Many of you are sitting there browsing The Simple Dollar but thinking about tomorrow’s Thanksgiving dinner and wondering how you can make it even better. Here are some quick tips you can add to your meal to make it cheaper, tastier, and perhaps a bit faster.
For the first thirty minutes of cooking a turkey, put the temperature 50 degrees F (or 25 degrees C) higher than the directions recommend. After that, lower the temperature and follow the directions. Why do this? It makes the skin crispier and more flavorful and makes the turkey underneath slightly juicier, too. My family actually cooks the turkey at a very high temperature all the way through, reducing the cooking time, but it’s very easy for this to end in disaster if you’re not highly diligent with the turkey.
Use the bath tub for thawing/defrosting a frozen turkey. Really, nothing works better that I’ve ever tried. Fill a bathtub up with cool water (that feels nice and cool to the touch, but not quite freezing), then plunk the turkey (in the plastic wrap) in there late in the evening. You can defrost a pound of turkey every thirty minutes using this technique, so a fifteen pounder will defrost in about seven and a half hours. Don’t use warm water for this or else you’re begging for bacterial growth.

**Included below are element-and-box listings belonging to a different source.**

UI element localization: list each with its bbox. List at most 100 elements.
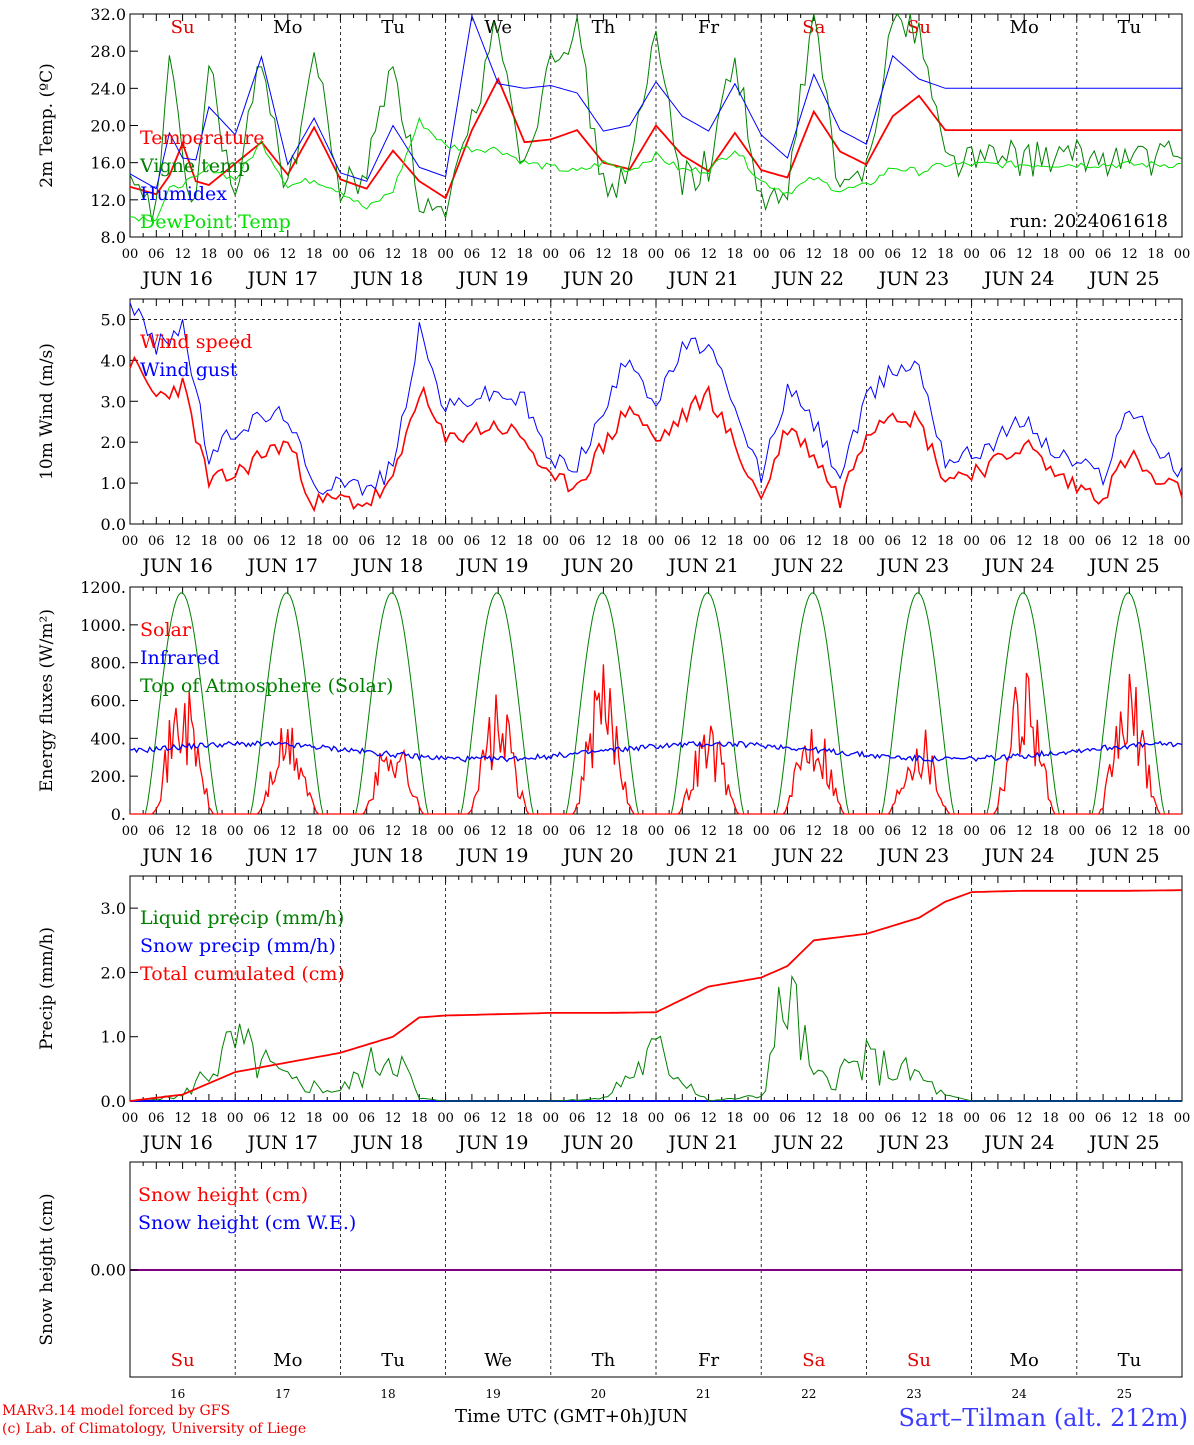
hour-tick-label: 06: [1095, 247, 1112, 262]
day-label: JUN 23: [877, 268, 949, 290]
hour-tick-label: 06: [253, 1111, 270, 1126]
weekday-label-bottom: Sa: [802, 1350, 825, 1371]
hour-tick-label: 18: [1042, 824, 1059, 839]
hour-tick-label: 12: [280, 247, 297, 262]
hour-tick-label: 18: [411, 824, 428, 839]
hour-tick-label: 18: [1042, 247, 1059, 262]
weekday-label-bottom: Su: [171, 1350, 195, 1371]
panel-frame: [129, 298, 1183, 525]
hour-tick-label: 12: [280, 824, 297, 839]
hour-tick-label: 18: [201, 534, 218, 549]
hour-tick-label: 06: [674, 824, 691, 839]
hour-tick-label: 12: [911, 824, 928, 839]
hour-tick-label: 18: [832, 1111, 849, 1126]
hour-tick-label: 06: [990, 534, 1007, 549]
hour-tick-label: 00: [437, 824, 454, 839]
hour-tick-label: 00: [437, 534, 454, 549]
hour-tick-label: 06: [253, 534, 270, 549]
day-number: 17: [275, 1387, 290, 1401]
day-number: 25: [1117, 1387, 1132, 1401]
legend-infrared: Infrared: [140, 647, 220, 669]
hour-tick-label: 06: [884, 1111, 901, 1126]
hour-tick-label: 06: [464, 534, 481, 549]
hour-tick-label: 12: [1016, 1111, 1033, 1126]
day-label: JUN 21: [666, 268, 738, 290]
hour-tick-label: 00: [648, 1111, 665, 1126]
hour-tick-label: 06: [464, 1111, 481, 1126]
hour-tick-label: 12: [700, 824, 717, 839]
hour-tick-label: 18: [306, 824, 323, 839]
day-label: JUN 22: [772, 555, 844, 577]
weekday-label-bottom: Su: [907, 1350, 931, 1371]
day-label: JUN 20: [561, 555, 633, 577]
hour-tick-label: 06: [148, 534, 165, 549]
legend-total-cumulated-cm-: Total cumulated (cm): [140, 963, 345, 985]
day-label: JUN 21: [666, 1132, 738, 1154]
day-label: JUN 23: [877, 1132, 949, 1154]
legend-wind-speed: Wind speed: [140, 331, 252, 353]
weekday-label-bottom: Tu: [1118, 1350, 1142, 1371]
legend-wind-gust: Wind gust: [140, 359, 238, 381]
legend-top-of-atmosphere-solar-: Top of Atmosphere (Solar): [140, 675, 393, 697]
day-label: JUN 18: [351, 555, 423, 577]
hour-tick-label: 00: [963, 247, 980, 262]
y-tick-label: 32.0: [90, 5, 126, 24]
day-label: JUN 23: [877, 555, 949, 577]
hour-tick-label: 12: [806, 824, 823, 839]
hour-tick-label: 06: [464, 247, 481, 262]
hour-tick-label: 18: [1042, 534, 1059, 549]
day-label: JUN 21: [666, 845, 738, 867]
hour-tick-label: 00: [753, 824, 770, 839]
weekday-label-bottom: Th: [592, 1350, 616, 1371]
hour-tick-label: 00: [332, 247, 349, 262]
series-infrared: [129, 740, 1183, 764]
y-tick-label: 0.0: [101, 1092, 126, 1111]
hour-tick-label: 12: [490, 247, 507, 262]
series-dewpoint-temp: [129, 116, 1183, 222]
hour-tick-label: 12: [1121, 1111, 1138, 1126]
series-liquid-precip: [129, 974, 1182, 1102]
hour-tick-label: 00: [227, 247, 244, 262]
hour-tick-label: 06: [990, 1111, 1007, 1126]
hour-tick-label: 18: [1147, 1111, 1164, 1126]
legend-snow-height-cm-: Snow height (cm): [138, 1184, 308, 1206]
y-tick-label: 1.0: [101, 1028, 126, 1047]
y-tick-label: 3.0: [101, 899, 126, 918]
site-label: Sart–Tilman (alt. 212m): [898, 1404, 1188, 1432]
weekday-label-bottom: Mo: [273, 1350, 302, 1371]
hour-tick-label: 18: [411, 1111, 428, 1126]
y-tick-label: 1.0: [101, 474, 126, 493]
hour-tick-label: 18: [727, 534, 744, 549]
hour-tick-label: 18: [1147, 247, 1164, 262]
hour-tick-label: 06: [1095, 824, 1112, 839]
x-axis-title-text: Time UTC (GMT+0h): [455, 1406, 650, 1427]
hour-tick-label: 00: [1174, 534, 1191, 549]
hour-tick-label: 06: [569, 824, 586, 839]
hour-tick-label: 12: [595, 824, 612, 839]
series-wind-speed: [129, 355, 1183, 513]
hour-tick-label: 06: [253, 247, 270, 262]
hour-tick-label: 00: [858, 1111, 875, 1126]
y-tick-label: 200.: [90, 767, 126, 786]
hour-tick-label: 00: [122, 247, 139, 262]
hour-tick-label: 12: [1016, 534, 1033, 549]
hour-tick-label: 00: [227, 824, 244, 839]
day-number: 16: [170, 1387, 185, 1401]
day-label: JUN 24: [982, 268, 1054, 290]
weekday-label: Tu: [381, 17, 405, 38]
hour-tick-label: 06: [779, 247, 796, 262]
y-axis-label: Precip (mm/h): [37, 927, 57, 1050]
y-tick-label: 1200.: [80, 578, 126, 597]
hour-tick-label: 00: [858, 247, 875, 262]
y-tick-label: 400.: [90, 729, 126, 748]
hour-tick-label: 00: [122, 824, 139, 839]
hour-tick-label: 00: [543, 1111, 560, 1126]
hour-tick-label: 12: [595, 1111, 612, 1126]
hour-tick-label: 18: [937, 1111, 954, 1126]
y-tick-label: 3.0: [101, 392, 126, 411]
y-axis-label: Snow height (cm): [37, 1193, 57, 1345]
hour-tick-label: 12: [280, 1111, 297, 1126]
weekday-label-bottom: We: [484, 1350, 512, 1371]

Stuff a turkey with ice. This goes a long way to improve the moistness of the turkey. Put several ice cubes in the cavity of the turkey just before you toss it in the oven and when you baste it mid-cooking, squirt some of the extra liquid back up in the cavity. It will form steam in there, adding moisture back to the inside of the turkey.
Stuff a turkey to flavor the meat, not to eat. I don’t recommend eating turkey stuffing, as I mention above, but if you’ve put ice in there, you can put in a lot of spices too solely to add flavor to the turkey. I usually put in two cups of chopped onions, two cups of celery, one teaspoon gfound sage, about a teaspoon of crushed black pepper, and a teaspoon of garlic salt. Put it right in there with the ice, and it’ll be amazing (the stuff will steam up in the cavity).
Measure every dry ingredient for everything the night before. Put them in baggies or cups and leave them out to use the next day. This makes the actual day far less chaotic. I also find that digging out all of the Tupperware you’re going to use for leftovers and matching them to their lids the night before is also very useful.
Set your table the night before, too. Many people like to use elegant dishes and nice place settings for Thanksgiving. You can save a lot of time if you just set the entire table the night before, place settings and all.
Serve appetizers. At first, you might think this adds expense and also adds effort to your day, but the actual effect saves money and time. You can make appetizers in advance, first of all, and just set them out for people to eat when it’s convenient. This will keep them out of the kitchen, meaning you can work more efficiently. Even better, it will take a serious edge off their hunger, meaning they’ll eat less at the actual meal where the food is more expensive per bite.
One final tip: don’t throw out leftovers. There are always things you can do with any amount of leftovers. Last year, I wrote about seven great things you can do with them, but my favorite is taking leftovers to shut-ins in the community, people who are unable to enjoy a Thanksgiving dinner for whatever reason.